Based on several Pirandello short stories, the Taviani brothers'  Kaos (1983) was filmed in Sicily and Lipari.
Michael Radford’s warmly touching Il Postino (1994), filmed almost entirely on the island of Salina, has some breathtaking scenes shot around the village of Pollara and the beach below.
Michelangelo Antonioni filmed the first half of his exquisite masterpiece, L’Avventura (1960) in Sicily and off the coast of Panarea on the nearby island of Lisca Bianca.
The 'Islands' sequence in Nanni Moretti's amusing Caro Diario (1994) follows Moretti and his friend as they hop around the Eolian Islands while persuing their own quirky, personal odyssey.
Filmmaker Luchino Visconti, the great opera and theater director, went to Sicily in 1947 to make his second film, La terra trema (The Earth Trembles), which he based on the Giovanni Verga story, The House by the Medlar Tree.
Visconti returned to Sicily two decades later to film his beautifully grand adaptation of Giuseppe Tomasi di Lampedusa's classic novel of the Risorgimento, Il Gattopardo (The Leopard).
The film depicts the decline of the aristocracy in light of Italy's changing social and political order during the 1860s. The understanding Don Fabrizio sums up the heart of the story:

If we want everything to remain as it is, it will be necessary for everything to change... All this shouldn't last; but it will, always; the human 'always,' of course, a century, two centuries... and after that it will be different but worse. We were the Leopards, the Lions; those who'll take our place will be little jackals, hyenas; and the whole lot of us Leopards, jackals, and sheep, we'll all go on thinking ourselves the salt of the earth. --from The Leopard, by Giuseppe Tomasi di Lampedusa
Marco Tullio Giordana's I Cento Passi (The Hundred Steps) pays homage to the memory of Peppino Impastato, who waged a campaign against the Mafia in his hometown of Cinisi near Palermo. During the ‘70s, Peppino and his friends set up a radio station on which they broadcast anti-mafia diatribes, which possibly caused the death of his father, and eventually cost Peppino his life as well. I cento passi is compelling cinema and a  moving account of Impastato's impassioned struggle to liberate his family and his hometown from the iron grip of the Mafia.
Also based on fact is Placido Rizzotto, a stunningly brilliant and suspenseful film written and directed by Pasquale Scimeca. In the late '40s, Rizzotto, a trade-union leader, mysteriously disappeared after a number of confrontations with the Mafia over their control of the land surrounding Corleone.

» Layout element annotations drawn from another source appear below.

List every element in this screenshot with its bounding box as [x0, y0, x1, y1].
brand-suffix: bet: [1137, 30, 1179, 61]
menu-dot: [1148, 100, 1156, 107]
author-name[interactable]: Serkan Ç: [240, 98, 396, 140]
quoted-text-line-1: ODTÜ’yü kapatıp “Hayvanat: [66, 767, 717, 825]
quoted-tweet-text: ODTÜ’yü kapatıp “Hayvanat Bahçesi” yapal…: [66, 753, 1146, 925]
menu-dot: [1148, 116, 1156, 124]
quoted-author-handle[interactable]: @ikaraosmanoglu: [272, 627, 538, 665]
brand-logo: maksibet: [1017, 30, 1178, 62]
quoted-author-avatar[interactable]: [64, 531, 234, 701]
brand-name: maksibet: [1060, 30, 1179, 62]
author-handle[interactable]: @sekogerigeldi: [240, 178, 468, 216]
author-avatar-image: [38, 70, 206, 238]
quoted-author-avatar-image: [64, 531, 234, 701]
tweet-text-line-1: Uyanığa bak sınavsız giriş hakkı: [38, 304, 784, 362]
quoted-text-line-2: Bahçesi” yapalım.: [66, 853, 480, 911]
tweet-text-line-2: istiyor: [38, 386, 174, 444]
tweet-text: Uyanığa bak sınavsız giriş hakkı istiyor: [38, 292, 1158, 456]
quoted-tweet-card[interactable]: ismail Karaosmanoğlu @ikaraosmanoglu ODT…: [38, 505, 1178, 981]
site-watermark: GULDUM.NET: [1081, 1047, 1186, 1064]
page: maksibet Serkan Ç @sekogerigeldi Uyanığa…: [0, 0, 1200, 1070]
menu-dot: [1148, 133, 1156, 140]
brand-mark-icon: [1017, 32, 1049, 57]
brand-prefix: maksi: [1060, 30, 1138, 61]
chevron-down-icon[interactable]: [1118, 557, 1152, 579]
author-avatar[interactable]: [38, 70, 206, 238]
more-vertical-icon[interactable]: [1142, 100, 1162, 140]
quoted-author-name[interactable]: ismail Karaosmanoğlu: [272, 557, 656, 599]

Placido Rizzotto's  bullet riddled remains were eventually discovered in a pit outside of Corleone. This rigorous film takes a stark, altogether unromantic view of the Sicilian Mafia. The excellent film score was composed by the Sicilian group, Agricantus.
Sicilian director Giuseppe Tornatore's popular Cinema Paradiso was filmed around Palermo. His more recent Malèna, was filmed in several locations in eastern Sicily, including Messina, Siracusa, Noto and Taormina, and his earlier Star Maker around Ragusa.
Visconti's film is one of the landmarks of Italian neorealist cinema and  remarkable for its use of non-actors to convey the plight of fishermen from the coastal village of Aci Trezza.
Il Gattopardo is Visconti’s masterpiece and is one of the great Italian films. Burt Lancaster gives perhaps his finest, most noble performances as Don Fabrizio, the Prince of Salina.